I teach mainly eighteenth-century literature, and more specifically the uses of the eighteenth century in cinema. During the course of my masters seminar, we look at theories of adaptation, at discourse on cinema, as well as at transpositions of historical periods. We analyse parallel scenes from films and novels to understand different modes of representation (we are not interested in ideas of the “authentic”…).

In 2015-6, we studied:

  • Adaptations of Jonathan Swift’s Gulliver’s Travels (we looked at various adaptations, in particular the Fleischers’ animated film of 1939);
  • Tony Richardson’s Tom Jones (1963);
  • And the adaptations of Jane Austen’s Emma (1991)

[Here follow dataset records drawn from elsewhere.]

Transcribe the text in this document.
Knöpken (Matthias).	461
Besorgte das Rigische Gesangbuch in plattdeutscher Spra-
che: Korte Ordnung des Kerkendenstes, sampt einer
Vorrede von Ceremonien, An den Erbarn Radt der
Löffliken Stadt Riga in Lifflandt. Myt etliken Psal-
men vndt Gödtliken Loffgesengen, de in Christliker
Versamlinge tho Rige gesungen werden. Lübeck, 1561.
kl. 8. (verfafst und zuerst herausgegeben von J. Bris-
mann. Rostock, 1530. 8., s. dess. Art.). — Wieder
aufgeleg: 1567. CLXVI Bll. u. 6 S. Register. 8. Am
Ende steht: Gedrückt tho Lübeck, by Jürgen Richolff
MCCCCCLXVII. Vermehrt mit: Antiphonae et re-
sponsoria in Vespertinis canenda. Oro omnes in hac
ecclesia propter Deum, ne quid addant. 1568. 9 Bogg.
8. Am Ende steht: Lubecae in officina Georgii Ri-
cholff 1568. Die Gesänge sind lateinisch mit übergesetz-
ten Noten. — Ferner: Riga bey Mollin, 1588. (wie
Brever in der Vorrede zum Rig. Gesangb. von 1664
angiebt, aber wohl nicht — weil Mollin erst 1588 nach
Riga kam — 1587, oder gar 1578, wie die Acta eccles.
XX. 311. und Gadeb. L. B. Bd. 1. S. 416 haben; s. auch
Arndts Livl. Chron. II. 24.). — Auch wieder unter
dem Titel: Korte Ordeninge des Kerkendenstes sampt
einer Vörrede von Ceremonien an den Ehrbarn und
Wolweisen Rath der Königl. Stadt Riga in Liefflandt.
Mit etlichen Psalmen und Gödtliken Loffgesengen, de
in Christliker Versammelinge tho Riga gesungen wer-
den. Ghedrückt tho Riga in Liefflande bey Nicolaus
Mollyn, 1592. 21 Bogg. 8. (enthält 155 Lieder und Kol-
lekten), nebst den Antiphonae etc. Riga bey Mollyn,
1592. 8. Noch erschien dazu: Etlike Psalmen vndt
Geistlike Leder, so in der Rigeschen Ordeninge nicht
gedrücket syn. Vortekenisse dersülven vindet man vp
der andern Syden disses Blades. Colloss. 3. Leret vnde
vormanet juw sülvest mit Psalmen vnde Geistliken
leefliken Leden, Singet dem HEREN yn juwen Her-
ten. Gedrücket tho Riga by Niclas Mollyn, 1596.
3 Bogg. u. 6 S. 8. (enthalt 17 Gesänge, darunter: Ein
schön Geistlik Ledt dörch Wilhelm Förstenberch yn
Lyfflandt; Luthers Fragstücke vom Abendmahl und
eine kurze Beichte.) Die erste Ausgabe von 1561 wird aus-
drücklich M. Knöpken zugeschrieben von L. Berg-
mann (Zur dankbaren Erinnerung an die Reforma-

It was understood that everyone had read the novels on which these films were based, so as to allow discussion.

This gives us an insight both into “canonical” novels of the eighteenth century, and their possible uses in different visual genres.

In 2016-7, we studied:

  • Tony Richardson’s Joseph Andrews (1977) and Tom Jones (1963);
  • Michael Winterbottom’s A Cock and Bull Story (2005), which is a cinematic translation of Sterne’s Tristram Shandy and of the complexities of telling a story in a straight line;
  • Stanley Kubrick’s Barry Lyndon (1975)an adaptation of Thackeray’s novel published in the nineteenth but set in the eighteenth century.

In the second semester we studied postcolonial literatures reading in particular the following:

  • Matar, Hisham. In the Country of Men. London: Viking-Penguin, 2006,
  • Ghosh, Amitav. The Hungry Tide. London: HarperCollins, 2004.
  • Shamsie, Kamila. Burnt Shadows. London: Bloomsbury, 2009.

In 2017-8, the first semester is devoted to the following:

  • Adaptations ofRobinson Crusoe. un particular Luis Bunuel’s.
  • Tony Richardson’s Tom Jones (1963);
  • And the adaptations of Jane Austen’sPride and Prejudice.

And the second semester to:

  • Coetzee, J.M. Foe. [1986] London: Penguin, 2010.
  • Ghosh, Amitav. The Hungry Tide. London: HarperCollins, 2004.
  • Naipaul, V.S. A Bend in the River. [1979] London: Picador, 2011.

I co-convene a postgraduate seminar in postcolonial theory.

Over the years I have taught, and still supervise, on theories of fiction, linguistic analysis of literary discourse, contemporary British fiction and on a variety of authors ranging from Shakespeare from Burney Conrad to Kureishi, etc.